What we need are people who are creating things to make the world a better place, and programming puts kids on this path. Michelle Sun
She continues, “My tech background has helped me because marketing has become such a tech-heavy experience with analytics, systems, and everything digital.” Sun puts it this way: ”Coding is the next form of literacy. It’s the next language everyone needs to learn how to speak. The same way a lot of people are learning Mandarin to do business in and with China, coding is the new language not just of business, but for life in our society.”
First Code teaches classes in Hong Kong schools, as well as in their office. The company has a 5-year curriculum, which can start with students as young as six years old. Courses range from programming basics to more intensive classes that teach students how to build a complete app.
Parent-child workshops are also offered by the company in response to increased interest from parents who want to be directly involved in helping their children develop technical skills. It’s working. Three of First Code’s students traveled to Boston this last summer, at the invitation of MIT, to show off their apps. The company also has recently expanded its hands-on services to Singapore.
Sun says Asia is, in some ways, an ideal environment for coders. “Asia ranks high for math, science, and other disciplines that fit well with programming,” she says, “but the people graduating today weren’t exposed to it soon enough. We need to start much earlier than the university level.
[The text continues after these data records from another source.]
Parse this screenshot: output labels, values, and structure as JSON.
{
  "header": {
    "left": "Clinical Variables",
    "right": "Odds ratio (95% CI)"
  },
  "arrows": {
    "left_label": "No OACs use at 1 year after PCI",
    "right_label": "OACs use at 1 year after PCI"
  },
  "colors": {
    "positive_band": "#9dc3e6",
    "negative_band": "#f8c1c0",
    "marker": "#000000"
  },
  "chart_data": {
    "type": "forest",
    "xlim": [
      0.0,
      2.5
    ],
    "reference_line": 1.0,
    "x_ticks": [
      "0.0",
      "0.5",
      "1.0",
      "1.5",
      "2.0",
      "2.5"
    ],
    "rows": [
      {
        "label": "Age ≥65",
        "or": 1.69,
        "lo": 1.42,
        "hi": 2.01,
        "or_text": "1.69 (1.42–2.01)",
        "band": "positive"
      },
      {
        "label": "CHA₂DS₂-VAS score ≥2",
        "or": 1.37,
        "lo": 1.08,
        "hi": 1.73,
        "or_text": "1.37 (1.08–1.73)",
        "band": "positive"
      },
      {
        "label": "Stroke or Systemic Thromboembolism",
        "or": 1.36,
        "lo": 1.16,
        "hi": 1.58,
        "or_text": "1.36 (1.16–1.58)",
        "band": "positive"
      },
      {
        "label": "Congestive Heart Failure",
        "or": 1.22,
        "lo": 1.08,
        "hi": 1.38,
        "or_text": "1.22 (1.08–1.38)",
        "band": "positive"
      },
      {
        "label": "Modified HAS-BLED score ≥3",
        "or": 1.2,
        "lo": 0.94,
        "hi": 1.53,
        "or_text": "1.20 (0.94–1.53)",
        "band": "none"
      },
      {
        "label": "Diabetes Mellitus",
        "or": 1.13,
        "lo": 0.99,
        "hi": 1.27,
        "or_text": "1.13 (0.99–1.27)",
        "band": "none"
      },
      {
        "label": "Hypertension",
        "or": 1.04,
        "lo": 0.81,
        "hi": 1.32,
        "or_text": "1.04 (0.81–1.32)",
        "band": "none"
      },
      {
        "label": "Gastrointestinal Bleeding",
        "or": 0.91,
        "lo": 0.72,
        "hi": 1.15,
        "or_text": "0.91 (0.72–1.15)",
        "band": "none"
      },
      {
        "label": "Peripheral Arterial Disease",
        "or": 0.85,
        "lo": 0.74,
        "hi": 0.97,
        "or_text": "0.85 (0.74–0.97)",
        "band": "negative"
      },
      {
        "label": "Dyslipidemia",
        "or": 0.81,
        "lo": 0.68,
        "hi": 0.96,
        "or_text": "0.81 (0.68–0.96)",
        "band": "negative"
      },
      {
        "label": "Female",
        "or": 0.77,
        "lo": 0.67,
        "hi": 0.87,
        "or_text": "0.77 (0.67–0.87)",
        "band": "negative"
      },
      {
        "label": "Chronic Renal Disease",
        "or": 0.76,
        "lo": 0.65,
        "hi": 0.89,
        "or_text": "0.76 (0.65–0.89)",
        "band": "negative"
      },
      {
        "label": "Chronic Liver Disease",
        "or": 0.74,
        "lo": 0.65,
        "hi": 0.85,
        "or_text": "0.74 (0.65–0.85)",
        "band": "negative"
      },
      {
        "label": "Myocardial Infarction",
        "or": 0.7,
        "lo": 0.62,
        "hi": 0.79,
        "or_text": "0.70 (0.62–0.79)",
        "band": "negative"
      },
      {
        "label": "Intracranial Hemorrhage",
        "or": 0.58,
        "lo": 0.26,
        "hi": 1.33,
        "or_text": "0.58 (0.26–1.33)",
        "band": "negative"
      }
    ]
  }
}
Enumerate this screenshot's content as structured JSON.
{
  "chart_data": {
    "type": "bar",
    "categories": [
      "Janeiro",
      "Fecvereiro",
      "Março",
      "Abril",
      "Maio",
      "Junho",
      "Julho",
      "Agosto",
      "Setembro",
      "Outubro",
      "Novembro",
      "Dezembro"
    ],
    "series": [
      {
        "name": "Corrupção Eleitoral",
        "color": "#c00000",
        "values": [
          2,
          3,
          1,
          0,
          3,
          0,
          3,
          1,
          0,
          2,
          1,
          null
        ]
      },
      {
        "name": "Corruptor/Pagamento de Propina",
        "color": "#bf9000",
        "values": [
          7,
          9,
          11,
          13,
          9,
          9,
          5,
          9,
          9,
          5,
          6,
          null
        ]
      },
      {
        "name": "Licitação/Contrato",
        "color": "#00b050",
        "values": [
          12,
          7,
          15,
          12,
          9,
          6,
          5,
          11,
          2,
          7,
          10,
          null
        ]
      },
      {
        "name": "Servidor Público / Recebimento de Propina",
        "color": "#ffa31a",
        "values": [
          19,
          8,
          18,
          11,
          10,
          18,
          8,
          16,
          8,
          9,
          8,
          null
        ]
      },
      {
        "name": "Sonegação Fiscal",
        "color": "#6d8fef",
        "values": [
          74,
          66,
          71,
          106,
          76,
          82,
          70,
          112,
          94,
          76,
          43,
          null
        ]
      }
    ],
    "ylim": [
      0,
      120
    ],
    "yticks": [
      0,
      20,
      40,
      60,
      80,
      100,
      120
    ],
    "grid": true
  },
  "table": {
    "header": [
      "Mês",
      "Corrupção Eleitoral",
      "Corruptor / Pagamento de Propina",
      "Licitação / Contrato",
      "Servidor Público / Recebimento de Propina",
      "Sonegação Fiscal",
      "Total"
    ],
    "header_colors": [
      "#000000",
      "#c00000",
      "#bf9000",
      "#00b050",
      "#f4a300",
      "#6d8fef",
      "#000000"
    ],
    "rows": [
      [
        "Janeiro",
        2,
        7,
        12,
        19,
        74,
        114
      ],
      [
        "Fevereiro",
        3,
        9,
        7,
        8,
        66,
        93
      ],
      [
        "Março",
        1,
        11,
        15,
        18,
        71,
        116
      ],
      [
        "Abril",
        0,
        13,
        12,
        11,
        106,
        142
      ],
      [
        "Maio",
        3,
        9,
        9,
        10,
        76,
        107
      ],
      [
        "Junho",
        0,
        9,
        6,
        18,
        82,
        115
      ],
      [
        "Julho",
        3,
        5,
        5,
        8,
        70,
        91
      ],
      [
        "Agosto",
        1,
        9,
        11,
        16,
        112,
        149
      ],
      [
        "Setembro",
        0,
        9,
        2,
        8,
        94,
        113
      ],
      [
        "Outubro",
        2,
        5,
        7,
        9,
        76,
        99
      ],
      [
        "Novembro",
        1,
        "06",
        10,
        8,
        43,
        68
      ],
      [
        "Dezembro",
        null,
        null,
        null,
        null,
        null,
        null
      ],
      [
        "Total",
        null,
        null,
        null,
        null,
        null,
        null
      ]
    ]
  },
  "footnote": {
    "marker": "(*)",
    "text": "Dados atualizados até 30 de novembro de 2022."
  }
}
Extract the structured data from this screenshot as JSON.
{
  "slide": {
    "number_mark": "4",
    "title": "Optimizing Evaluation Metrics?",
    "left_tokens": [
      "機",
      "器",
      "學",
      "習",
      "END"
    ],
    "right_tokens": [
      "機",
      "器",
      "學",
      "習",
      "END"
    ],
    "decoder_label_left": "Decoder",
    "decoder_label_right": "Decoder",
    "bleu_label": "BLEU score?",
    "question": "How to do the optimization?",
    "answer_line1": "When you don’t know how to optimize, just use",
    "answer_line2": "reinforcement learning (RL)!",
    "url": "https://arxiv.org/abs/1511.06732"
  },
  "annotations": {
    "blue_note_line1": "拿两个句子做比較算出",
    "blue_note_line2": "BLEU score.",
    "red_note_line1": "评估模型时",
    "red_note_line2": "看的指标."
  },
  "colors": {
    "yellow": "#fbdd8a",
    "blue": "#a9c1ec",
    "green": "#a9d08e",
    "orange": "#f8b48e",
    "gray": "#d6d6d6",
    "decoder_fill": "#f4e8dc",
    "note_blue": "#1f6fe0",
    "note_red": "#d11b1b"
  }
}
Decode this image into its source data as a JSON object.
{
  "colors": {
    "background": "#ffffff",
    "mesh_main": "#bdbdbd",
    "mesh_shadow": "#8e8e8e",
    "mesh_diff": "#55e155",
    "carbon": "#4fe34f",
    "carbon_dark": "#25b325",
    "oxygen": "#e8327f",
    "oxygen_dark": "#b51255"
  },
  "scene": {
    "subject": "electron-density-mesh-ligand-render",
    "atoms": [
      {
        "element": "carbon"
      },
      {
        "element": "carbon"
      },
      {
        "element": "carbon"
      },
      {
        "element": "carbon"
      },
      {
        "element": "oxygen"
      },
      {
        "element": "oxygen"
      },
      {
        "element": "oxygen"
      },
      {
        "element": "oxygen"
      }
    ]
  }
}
Just as kids tend to learn new languages better than adults, they can learn programming as just another hobby.”
Programming is also helping participants of First Code’s programs to develop other important life skills, some of which go against Asian cultural norms that frown on any sort of failure. Sun tells a story of a student who showed up barely able to speak in front of others because he was so nervous about making a mistake or saying the wrong thing.
“After two courses he’s now so confident he’s shouting out answers to questions,” she says. “He’s learned that it’s ok to make mistakes. When your app crashes, you find the problem, fix it, and try again until it works. Life operates the same way.”